A London council acted lawfully in hiring out part of Finsbury Park for the 2016 Wireless Festival, the Court of Appeal has held.
Thousands of music fans headed to the north London park in July last year for the three-day festival, headlined by Calvin Harris, Chase & Status and Kygo. However, the event also caused disruption for local dog-walkers and other users of the park.
In R (oao Friends of Finsbury Park) v Haringey LBC [2017] EWCA Civ 1831, the court rejected the argument put forward by the group, Friends of Finsbury Park, that the council did not have the authority to restrict access to any part of the park for the purposes of recreation. The Friends argued that facilitating a major event, to the exclusion of the public generally, was a breach of the council’s duty to hold the park in trust for public recreation.
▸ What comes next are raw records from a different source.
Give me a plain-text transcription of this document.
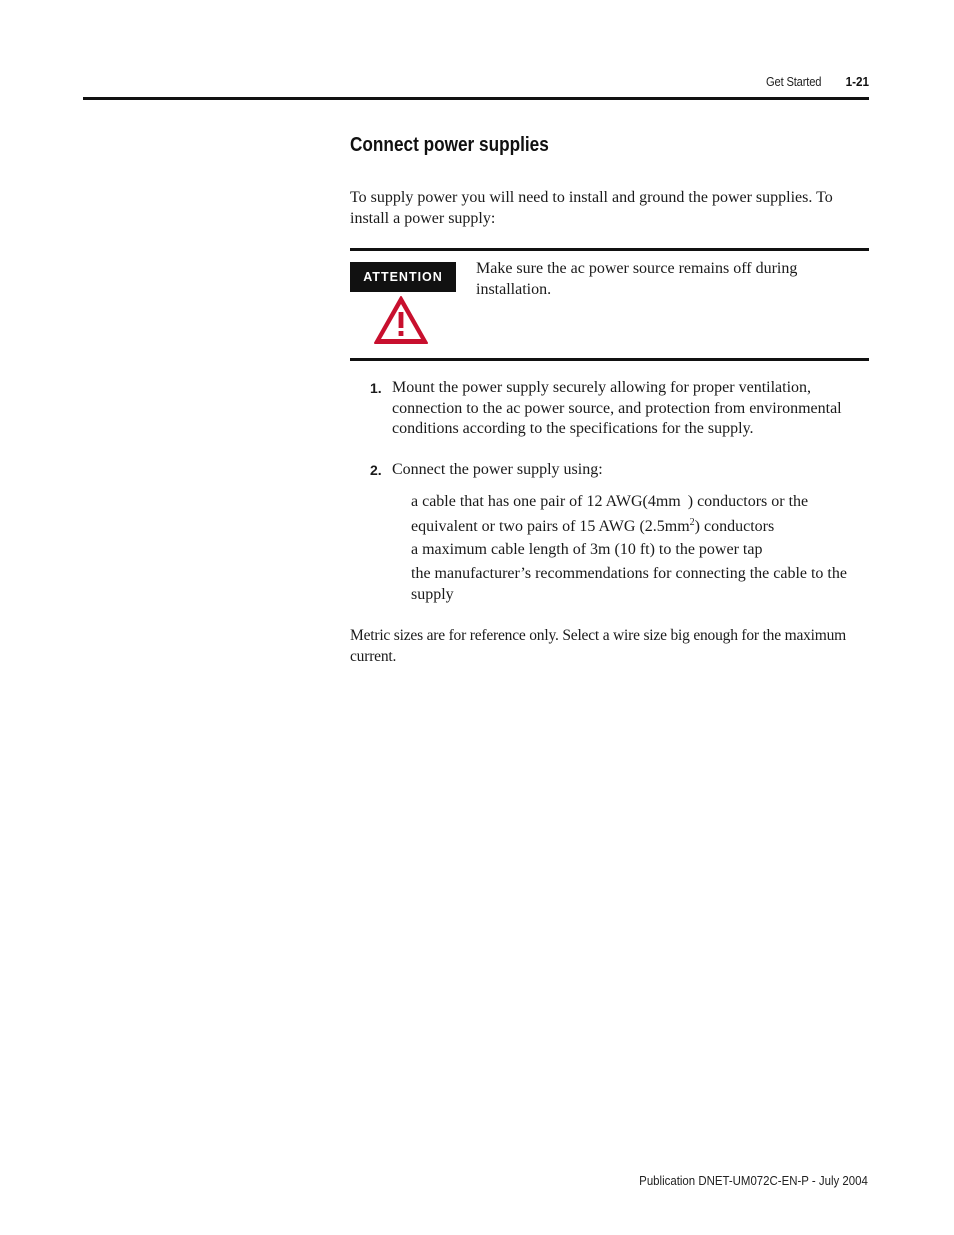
Get Started 1-21
Connect power supplies
To supply power you will need to install and ground the power supplies. To install a power supply:
ATTENTION	Make sure the ac power source remains off during installation.
1. Mount the power supply securely allowing for proper ventilation, connection to the ac power source, and protection from environmental conditions according to the specifications for the supply.
2. Connect the power supply using:
a cable that has one pair of 12 AWG(4mm ) conductors or the equivalent or two pairs of 15 AWG $(2.5mm^2)$ conductors
a maximum cable length of 3m (10 ft) to the power tap
the manufacturer’s recommendations for connecting the cable to the supply
Metric sizes are for reference only. Select a wire size big enough for the maximum current.
Publication DNET-UM072C-EN-P - July 2004
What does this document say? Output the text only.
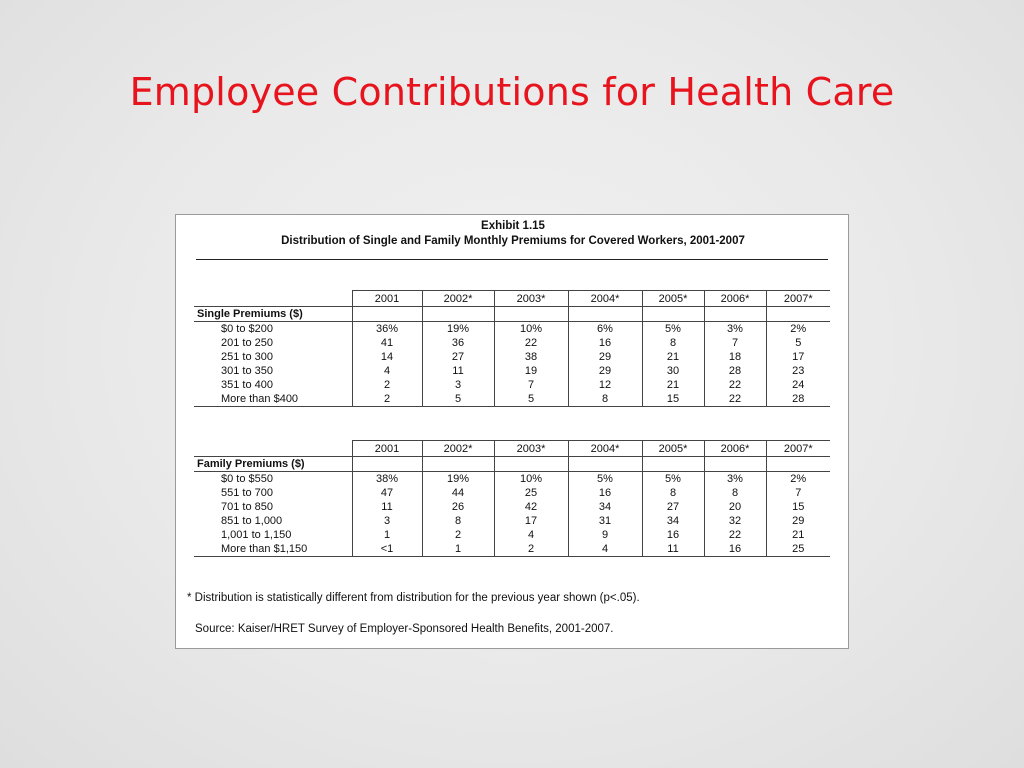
Employee Contributions for Health Care
Exhibit 1.15
Distribution of Single and Family Monthly Premiums for Covered Workers, 2001-2007
	2001	2002*	2003*	2004*	2005*	2006*	2007*
Single Premiums ($)							
$0 to $200	36%	19%	10%	6%	5%	3%	2%
201 to 250	41	36	22	16	8	7	5
251 to 300	14	27	38	29	21	18	17
301 to 350	4	11	19	29	30	28	23
351 to 400	2	3	7	12	21	22	24
More than $400	2	5	5	8	15	22	28
	2001	2002*	2003*	2004*	2005*	2006*	2007*
Family Premiums ($)							
$0 to $550	38%	19%	10%	5%	5%	3%	2%
551 to 700	47	44	25	16	8	8	7
701 to 850	11	26	42	34	27	20	15
851 to 1,000	3	8	17	31	34	32	29
1,001 to 1,150	1	2	4	9	16	22	21
More than $1,150	<1	1	2	4	11	16	25
* Distribution is statistically different from distribution for the previous year shown (p<.05).
Source: Kaiser/HRET Survey of Employer-Sponsored Health Benefits, 2001-2007.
The court held that s 145 of the Local Government Act 1972, in conferring a power on all local authorities to ‘enclose or set apart any part of a park’ for the provision of entertainment, gave the council authority to exclude the public so the festival could go ahead.
Delivering the lead judgment, Lord Justice Hickinbottom said ‘there does not appear to be a logical reason why London boroughs should be deprived of the powers which non-London local authorities have in respect of entertainment in parks under s 145.
‘[Counsel for the appellant, Richard Harwood QC] suggested that there might be a rationale in the population density in London and/or the size of the capital, but there is nothing to suggest that Parliament had that in mind as a reason to reduce the powers in London’.
Hugh Craddock, a Friends’ case officer, said the decision was ‘hugely disappointing… Some councils have acted as if their parks were their own private land, and rented them out to maximise revenue’.